[net-next,2/2] net: lan966x: Stop using packing library

Message ID 20230312202424.1495439-3-horatiu.vultur@microchip.com
State New
Headers
Series net: lan966x: Improve TX/RX of frames from/to CPU |

Commit Message

Horatiu Vultur March 12, 2023, 8:24 p.m. UTC
  When a frame is injected from CPU, it is required to create an IFH(Inter
frame header) which sits in front of the frame that is transmitted.
This IFH, contains different fields like destination port, to bypass the
analyzer, priotity, etc. Lan966x it is using packing library to set and
get the fields of this IFH. But this seems to be an expensive
operations.
If this is changed with a simpler implementation, the RX will be
improved with ~5Mbit while on the TX is a much bigger improvement as it
is required to set more fields. Below are the numbers for TX.

Before:
[  5]   0.00-10.02  sec   439 MBytes   367 Mbits/sec    0 sender

After:
[  5]   0.00-10.00  sec   563 MBytes   472 Mbits/sec    0 sender

Signed-off-by: Horatiu Vultur <horatiu.vultur@microchip.com>
---
 .../net/ethernet/microchip/lan966x/Kconfig    |  1 -
 .../ethernet/microchip/lan966x/lan966x_main.c | 75 +++++++++++++------
 2 files changed, 51 insertions(+), 25 deletions(-)
  

Comments

David Laight March 13, 2023, 5:04 p.m. UTC | #1
From: Horatiu Vultur
> Sent: 12 March 2023 20:24
> 
> When a frame is injected from CPU, it is required to create an IFH(Inter
> frame header) which sits in front of the frame that is transmitted.
> This IFH, contains different fields like destination port, to bypass the
> analyzer, priotity, etc. Lan966x it is using packing library to set and
> get the fields of this IFH. But this seems to be an expensive
> operations.
> If this is changed with a simpler implementation, the RX will be
> improved with ~5Mbit while on the TX is a much bigger improvement as it
> is required to set more fields. Below are the numbers for TX.
...
> +static void lan966x_ifh_set(u8 *ifh, size_t val, size_t pos, size_t length)
> +{
> +	u32 v = 0;
> +
> +	for (int i = 0; i < length ; i++) {
> +		int j = pos + i;
> +		int k = j % 8;
> +
> +		if (i == 0 || k == 0)
> +			v = ifh[IFH_LEN_BYTES - (j / 8) - 1];
> +
> +		if (val & (1 << i))
> +			v |= (1 << k);
> +
> +		if (i == (length - 1) || k == 7)
> +			ifh[IFH_LEN_BYTES - (j / 8) - 1] = v;
> +	}
> +}
> +

It has to be possible to do much better that that.
Given  that 'pos' and 'length' are always constants it looks like
each call should reduce to (something like):
	ifh[k] |= val << n;
	ifk[k + 1] |= val >> (8 - n);
	...
It might be that the compiler manages to do this, but I doubt it.

	David

-
Registered Address Lakeside, Bramley Road, Mount Farm, Milton Keynes, MK1 1PT, UK
Registration No: 1397386 (Wales)
  
Jakub Kicinski March 13, 2023, 10:18 p.m. UTC | #2
On Mon, 13 Mar 2023 17:04:11 +0000 David Laight wrote:
> It has to be possible to do much better that that.
> Given  that 'pos' and 'length' are always constants it looks like
> each call should reduce to (something like):
> 	ifh[k] |= val << n;
> 	ifk[k + 1] |= val >> (8 - n);
> 	...
> It might be that the compiler manages to do this, but I doubt it.
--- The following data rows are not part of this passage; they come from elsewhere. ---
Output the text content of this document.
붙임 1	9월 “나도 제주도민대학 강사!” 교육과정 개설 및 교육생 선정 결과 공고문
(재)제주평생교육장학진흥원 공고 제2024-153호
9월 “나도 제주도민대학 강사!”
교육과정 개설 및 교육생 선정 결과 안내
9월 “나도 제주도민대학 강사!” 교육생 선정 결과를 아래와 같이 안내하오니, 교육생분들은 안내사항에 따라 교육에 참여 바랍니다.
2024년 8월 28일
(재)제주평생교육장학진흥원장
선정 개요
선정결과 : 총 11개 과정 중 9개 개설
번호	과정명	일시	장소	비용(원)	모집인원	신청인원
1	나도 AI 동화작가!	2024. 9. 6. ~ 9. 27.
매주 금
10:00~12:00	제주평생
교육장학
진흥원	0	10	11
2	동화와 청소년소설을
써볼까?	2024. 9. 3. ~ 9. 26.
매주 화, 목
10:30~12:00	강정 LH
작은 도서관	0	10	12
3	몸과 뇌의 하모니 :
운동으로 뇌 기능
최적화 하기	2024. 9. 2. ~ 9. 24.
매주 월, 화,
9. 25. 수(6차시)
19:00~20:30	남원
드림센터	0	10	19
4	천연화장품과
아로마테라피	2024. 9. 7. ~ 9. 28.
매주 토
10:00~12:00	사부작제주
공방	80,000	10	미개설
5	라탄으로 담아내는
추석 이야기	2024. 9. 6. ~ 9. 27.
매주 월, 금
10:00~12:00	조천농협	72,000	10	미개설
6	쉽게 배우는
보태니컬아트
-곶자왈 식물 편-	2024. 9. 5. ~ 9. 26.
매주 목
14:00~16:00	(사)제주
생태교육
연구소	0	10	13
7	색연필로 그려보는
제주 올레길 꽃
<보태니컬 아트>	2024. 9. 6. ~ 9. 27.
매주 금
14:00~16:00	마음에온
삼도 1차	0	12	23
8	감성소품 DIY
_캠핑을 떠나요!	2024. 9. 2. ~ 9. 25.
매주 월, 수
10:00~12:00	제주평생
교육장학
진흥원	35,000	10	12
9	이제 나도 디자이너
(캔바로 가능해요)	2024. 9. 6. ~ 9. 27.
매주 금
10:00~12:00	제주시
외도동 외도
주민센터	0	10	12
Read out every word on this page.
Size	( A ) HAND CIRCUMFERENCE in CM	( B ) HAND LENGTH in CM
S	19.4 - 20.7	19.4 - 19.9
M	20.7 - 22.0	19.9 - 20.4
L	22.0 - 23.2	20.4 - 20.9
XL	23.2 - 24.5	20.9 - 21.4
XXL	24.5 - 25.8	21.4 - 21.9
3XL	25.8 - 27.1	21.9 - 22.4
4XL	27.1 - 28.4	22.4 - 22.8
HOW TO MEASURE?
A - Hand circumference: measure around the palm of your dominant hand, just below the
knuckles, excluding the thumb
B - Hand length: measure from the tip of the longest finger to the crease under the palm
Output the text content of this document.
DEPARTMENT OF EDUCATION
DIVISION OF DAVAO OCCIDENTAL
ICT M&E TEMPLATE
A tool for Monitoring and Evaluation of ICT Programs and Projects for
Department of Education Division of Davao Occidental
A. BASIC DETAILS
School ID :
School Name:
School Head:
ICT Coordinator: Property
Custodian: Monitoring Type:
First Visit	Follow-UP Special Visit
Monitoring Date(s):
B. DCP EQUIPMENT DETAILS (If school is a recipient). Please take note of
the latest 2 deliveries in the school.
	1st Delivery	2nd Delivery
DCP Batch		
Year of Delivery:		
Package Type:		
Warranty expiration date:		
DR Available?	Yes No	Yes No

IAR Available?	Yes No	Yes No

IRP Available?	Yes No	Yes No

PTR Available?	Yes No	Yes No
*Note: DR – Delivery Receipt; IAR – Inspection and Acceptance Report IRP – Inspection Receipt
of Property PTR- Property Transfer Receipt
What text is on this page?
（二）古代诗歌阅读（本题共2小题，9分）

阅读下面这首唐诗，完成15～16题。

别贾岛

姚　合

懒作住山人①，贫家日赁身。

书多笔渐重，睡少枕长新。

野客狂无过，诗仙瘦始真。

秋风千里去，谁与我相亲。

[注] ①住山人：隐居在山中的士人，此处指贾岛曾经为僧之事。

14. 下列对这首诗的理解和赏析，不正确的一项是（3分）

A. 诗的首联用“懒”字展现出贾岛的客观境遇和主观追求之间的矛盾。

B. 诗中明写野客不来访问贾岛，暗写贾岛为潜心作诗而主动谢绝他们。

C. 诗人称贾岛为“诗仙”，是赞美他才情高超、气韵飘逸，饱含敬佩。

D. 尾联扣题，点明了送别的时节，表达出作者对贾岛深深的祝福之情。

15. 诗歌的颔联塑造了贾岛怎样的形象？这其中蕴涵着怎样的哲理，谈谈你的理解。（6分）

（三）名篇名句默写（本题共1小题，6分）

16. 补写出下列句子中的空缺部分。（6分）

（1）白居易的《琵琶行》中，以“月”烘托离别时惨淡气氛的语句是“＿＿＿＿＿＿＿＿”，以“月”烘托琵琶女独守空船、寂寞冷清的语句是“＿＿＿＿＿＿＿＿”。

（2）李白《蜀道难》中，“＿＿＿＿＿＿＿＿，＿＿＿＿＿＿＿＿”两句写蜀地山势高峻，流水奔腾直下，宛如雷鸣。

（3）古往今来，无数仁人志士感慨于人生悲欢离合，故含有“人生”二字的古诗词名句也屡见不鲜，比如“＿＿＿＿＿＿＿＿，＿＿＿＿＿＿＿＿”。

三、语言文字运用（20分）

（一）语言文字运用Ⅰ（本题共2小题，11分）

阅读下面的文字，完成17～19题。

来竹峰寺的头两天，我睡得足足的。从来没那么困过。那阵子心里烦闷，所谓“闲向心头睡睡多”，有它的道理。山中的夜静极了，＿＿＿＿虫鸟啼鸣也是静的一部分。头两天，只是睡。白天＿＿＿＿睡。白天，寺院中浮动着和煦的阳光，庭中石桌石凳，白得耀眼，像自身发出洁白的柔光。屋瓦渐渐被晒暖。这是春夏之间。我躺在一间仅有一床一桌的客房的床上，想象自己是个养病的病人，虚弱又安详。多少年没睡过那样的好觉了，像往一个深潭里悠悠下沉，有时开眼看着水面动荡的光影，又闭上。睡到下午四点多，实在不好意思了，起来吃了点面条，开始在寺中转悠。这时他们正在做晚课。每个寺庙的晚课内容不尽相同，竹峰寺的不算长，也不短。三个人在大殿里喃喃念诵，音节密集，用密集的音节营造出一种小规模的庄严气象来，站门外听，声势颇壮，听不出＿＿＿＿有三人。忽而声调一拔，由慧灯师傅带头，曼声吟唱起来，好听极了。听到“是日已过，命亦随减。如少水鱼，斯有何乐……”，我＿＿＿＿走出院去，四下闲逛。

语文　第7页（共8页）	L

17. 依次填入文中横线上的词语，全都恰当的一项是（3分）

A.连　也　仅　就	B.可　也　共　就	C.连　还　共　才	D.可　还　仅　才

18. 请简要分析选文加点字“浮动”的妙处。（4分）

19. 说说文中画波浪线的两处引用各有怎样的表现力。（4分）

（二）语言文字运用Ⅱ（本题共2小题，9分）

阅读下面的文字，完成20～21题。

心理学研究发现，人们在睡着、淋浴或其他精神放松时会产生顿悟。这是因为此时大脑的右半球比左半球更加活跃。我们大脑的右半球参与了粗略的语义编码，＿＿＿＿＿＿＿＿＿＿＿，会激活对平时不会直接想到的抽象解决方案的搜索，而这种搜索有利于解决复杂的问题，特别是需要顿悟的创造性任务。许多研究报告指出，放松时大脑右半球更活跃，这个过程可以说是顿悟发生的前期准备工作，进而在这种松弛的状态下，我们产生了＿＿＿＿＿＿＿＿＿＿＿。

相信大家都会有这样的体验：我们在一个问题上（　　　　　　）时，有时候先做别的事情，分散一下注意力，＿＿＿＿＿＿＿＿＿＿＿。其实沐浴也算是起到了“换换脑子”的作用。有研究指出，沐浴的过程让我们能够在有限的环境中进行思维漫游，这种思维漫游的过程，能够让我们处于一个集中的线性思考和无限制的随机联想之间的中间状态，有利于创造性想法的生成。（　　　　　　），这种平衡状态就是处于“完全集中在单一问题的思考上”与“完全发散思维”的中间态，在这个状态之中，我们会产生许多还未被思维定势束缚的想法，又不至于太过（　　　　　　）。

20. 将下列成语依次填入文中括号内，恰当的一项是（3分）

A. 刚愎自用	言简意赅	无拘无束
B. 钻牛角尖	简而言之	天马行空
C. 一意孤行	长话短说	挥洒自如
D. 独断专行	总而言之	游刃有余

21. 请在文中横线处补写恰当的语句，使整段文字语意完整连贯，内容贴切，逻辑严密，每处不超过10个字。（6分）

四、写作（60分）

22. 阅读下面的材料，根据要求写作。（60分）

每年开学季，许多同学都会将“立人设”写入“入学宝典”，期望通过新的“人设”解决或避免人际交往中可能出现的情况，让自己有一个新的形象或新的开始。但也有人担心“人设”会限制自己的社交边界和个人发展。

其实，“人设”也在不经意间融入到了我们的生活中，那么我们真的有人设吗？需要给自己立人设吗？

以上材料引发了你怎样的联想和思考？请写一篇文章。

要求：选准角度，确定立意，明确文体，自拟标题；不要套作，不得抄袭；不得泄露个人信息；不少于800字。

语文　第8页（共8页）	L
Agreed, going bit-by-bit seems overly cautious.
  
Horatiu Vultur March 15, 2023, 1:33 p.m. UTC | #3
The 03/13/2023 17:04, David Laight wrote:
> 
> From: Horatiu Vultur
> > Sent: 12 March 2023 20:24
> >
> > When a frame is injected from CPU, it is required to create an IFH(Inter
> > frame header) which sits in front of the frame that is transmitted.
> > This IFH, contains different fields like destination port, to bypass the
> > analyzer, priotity, etc. Lan966x it is using packing library to set and
> > get the fields of this IFH. But this seems to be an expensive
> > operations.
> > If this is changed with a simpler implementation, the RX will be
> > improved with ~5Mbit while on the TX is a much bigger improvement as it
> > is required to set more fields. Below are the numbers for TX.
> ...
> > +static void lan966x_ifh_set(u8 *ifh, size_t val, size_t pos, size_t length)
> > +{
> > +     u32 v = 0;
> > +
> > +     for (int i = 0; i < length ; i++) {
> > +             int j = pos + i;
> > +             int k = j % 8;
> > +
> > +             if (i == 0 || k == 0)
> > +                     v = ifh[IFH_LEN_BYTES - (j / 8) - 1];
> > +
> > +             if (val & (1 << i))
> > +                     v |= (1 << k);
> > +
> > +             if (i == (length - 1) || k == 7)
> > +                     ifh[IFH_LEN_BYTES - (j / 8) - 1] = v;
> > +     }
> > +}
> > +
> 
> It has to be possible to do much better that that.
> Given  that 'pos' and 'length' are always constants it looks like
> each call should reduce to (something like):
>         ifh[k] |= val << n;
>         ifk[k + 1] |= val >> (8 - n);
>         ...
> It might be that the compiler manages to do this, but I doubt it.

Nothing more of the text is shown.